Note marginale :2001, ch. 20, par. 16(1)
8. (1) Le paragraphe 9(1) de la même loi est remplacé par ce qui suit :
Note marginale :Cotisations obligatoires — du 1er janvier 2001 au 31 décembre 2015
9. (1) Pendant la période commençant le 1er janvier 2001 et se terminant le 31 décembre 2015, les parlementaires cotisent, pour chaque année civile, au compte d’allocations par retenue sur leur indemnité de session, au taux de quatre pour cent à l’égard de la partie de leur indemnité de session qui n’excède pas leurs gains maximums pour l’année civile.
Note marginale :Non-application
(1.01) Le paragraphe (1) ne s’applique pas aux parlementaires qui sont tenus de cotiser en vertu du paragraphe 12(2).
Note marginale :2001, ch. 20, par. 16(2); 2003, ch. 16, art. 1
(2) Le paragraphe 9(2) de la même loi est remplacé par ce qui suit :
Note marginale :Cotisations supplémentaires
(2) Pendant la période commençant le 1er janvier 2001 et se terminant le 31 décembre 2015, les parlementaires visés par le paragraphe 12(2) cotisent de plus, pour chaque année civile, au compte d’allocations par retenue sur leur traitement ou leur indemnité annuelle, au taux de quatre pour cent à l’égard de la partie de leur traitement ou de leur indemnité annuelle qui n’excède pas leurs gains maximums, sauf s’ils choisissent de ne pas cotiser au titre du présent paragraphe et s’ils choisissent aussi, avant le 31 décembre 2015, de ne pas cotiser au titre des paragraphes 31(4) ou (5) ou au titre des alinéas 31.1(1)c) ou (2)b), ou de cotiser à un taux moindre que celui du présent paragraphe.
9. La même loi est modifiée par adjonction, après l’article 9, de ce qui suit :
Note marginale :Cotisations obligatoires — à compter du 1er janvier 2016
9.1 (1) À compter du 1er janvier 2016, les parlementaires cotisent, pour chaque année civile, au compte d’allocations par retenue sur leurs gains ouvrant droit à pension au taux de cotisation applicable à l’égard de la partie déterminée par l’actuaire en chef de la portion de leurs gains ouvrant droit à pension qui n’excède pas leurs gains maximums pour l’année civile.
Note marginale :Exception
(2) Le paragraphe (1) ne s’applique pas aux parlementaires qui sont tenus de cotiser en vertu du paragraphe 12(2.1).

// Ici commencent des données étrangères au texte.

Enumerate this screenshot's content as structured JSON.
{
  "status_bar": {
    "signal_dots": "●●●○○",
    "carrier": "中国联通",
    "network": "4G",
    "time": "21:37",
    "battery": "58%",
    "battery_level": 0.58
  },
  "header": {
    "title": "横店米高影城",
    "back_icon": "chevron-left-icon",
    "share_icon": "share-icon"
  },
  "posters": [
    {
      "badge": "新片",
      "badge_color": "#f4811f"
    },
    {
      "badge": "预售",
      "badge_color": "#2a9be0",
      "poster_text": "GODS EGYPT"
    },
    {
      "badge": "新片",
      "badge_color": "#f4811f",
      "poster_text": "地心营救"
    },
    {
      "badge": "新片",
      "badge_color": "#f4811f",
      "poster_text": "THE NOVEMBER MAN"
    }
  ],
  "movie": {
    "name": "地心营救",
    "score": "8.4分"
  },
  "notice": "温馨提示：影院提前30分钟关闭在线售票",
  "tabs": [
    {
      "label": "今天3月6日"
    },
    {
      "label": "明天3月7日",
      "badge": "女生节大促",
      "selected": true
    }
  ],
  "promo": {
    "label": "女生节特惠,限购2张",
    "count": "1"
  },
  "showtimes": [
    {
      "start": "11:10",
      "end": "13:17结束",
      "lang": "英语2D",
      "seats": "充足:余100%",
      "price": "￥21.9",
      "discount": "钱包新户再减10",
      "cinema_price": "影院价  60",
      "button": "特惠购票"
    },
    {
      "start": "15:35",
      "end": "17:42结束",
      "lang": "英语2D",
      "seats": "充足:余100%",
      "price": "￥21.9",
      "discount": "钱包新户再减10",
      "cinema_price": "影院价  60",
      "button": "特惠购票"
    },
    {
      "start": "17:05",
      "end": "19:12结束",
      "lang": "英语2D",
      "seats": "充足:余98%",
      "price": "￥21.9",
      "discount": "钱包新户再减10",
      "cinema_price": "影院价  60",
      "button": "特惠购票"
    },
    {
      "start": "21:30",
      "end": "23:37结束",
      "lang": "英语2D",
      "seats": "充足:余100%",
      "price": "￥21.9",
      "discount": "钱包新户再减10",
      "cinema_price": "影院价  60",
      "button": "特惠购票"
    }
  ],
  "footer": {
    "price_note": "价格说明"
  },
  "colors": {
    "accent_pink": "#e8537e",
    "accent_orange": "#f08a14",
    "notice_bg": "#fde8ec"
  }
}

Note marginale :2001, ch. 20, par. 17(1)
10. Le passage du paragraphe 11(1) de la même loi précédant l’alinéa a) est remplacé par ce qui suit :
Note marginale :Cotisations pour une session antérieure — choix avant le 1er janvier 2016
11. (1) Le parlementaire qui choisit, avant le 1er janvier 2016, de cotiser au compte d’allocations pour une session antérieure verse au Trésor :
11. La même loi est modifiée par adjonction, après l’article 11, de ce qui suit :
Note marginale :Cotisations pour une session antérieure — choix à compter du 1er janvier 2016
11.1 (1) Le parlementaire qui choisit, le 1er janvier 2016 ou par la suite, de cotiser au compte d’allocations pour une session antérieure verse au Trésor :
a) une cotisation, calculée aux taux de cotisation — fixés pour l’application de l’article 9.1 — qui sont en vigueur à la date du choix, à l’égard de la partie de ses gains ouvrant droit à pension pour cette session qui n’excède pas ses gains maximums pour l’année en question pour cette session;
b) les intérêts sur cette cotisation calculés au taux et selon les modalités réglementaires, à compter de la date du versement final de ses gains annuels ouvrant droit à pension pour cette session jusqu’à la date du choix.
Note marginale :Gains maximums pour une année partielle
(2) Pour l’application du paragraphe (1), les gains maximums du parlementaire qui n’avait pas la qualité de parlementaire pendant une année civile entière sont, pour cette année, ceux auxquels il aurait par ailleurs eu droit multipliés par la fraction de l’année civile pendant laquelle il avait cette qualité.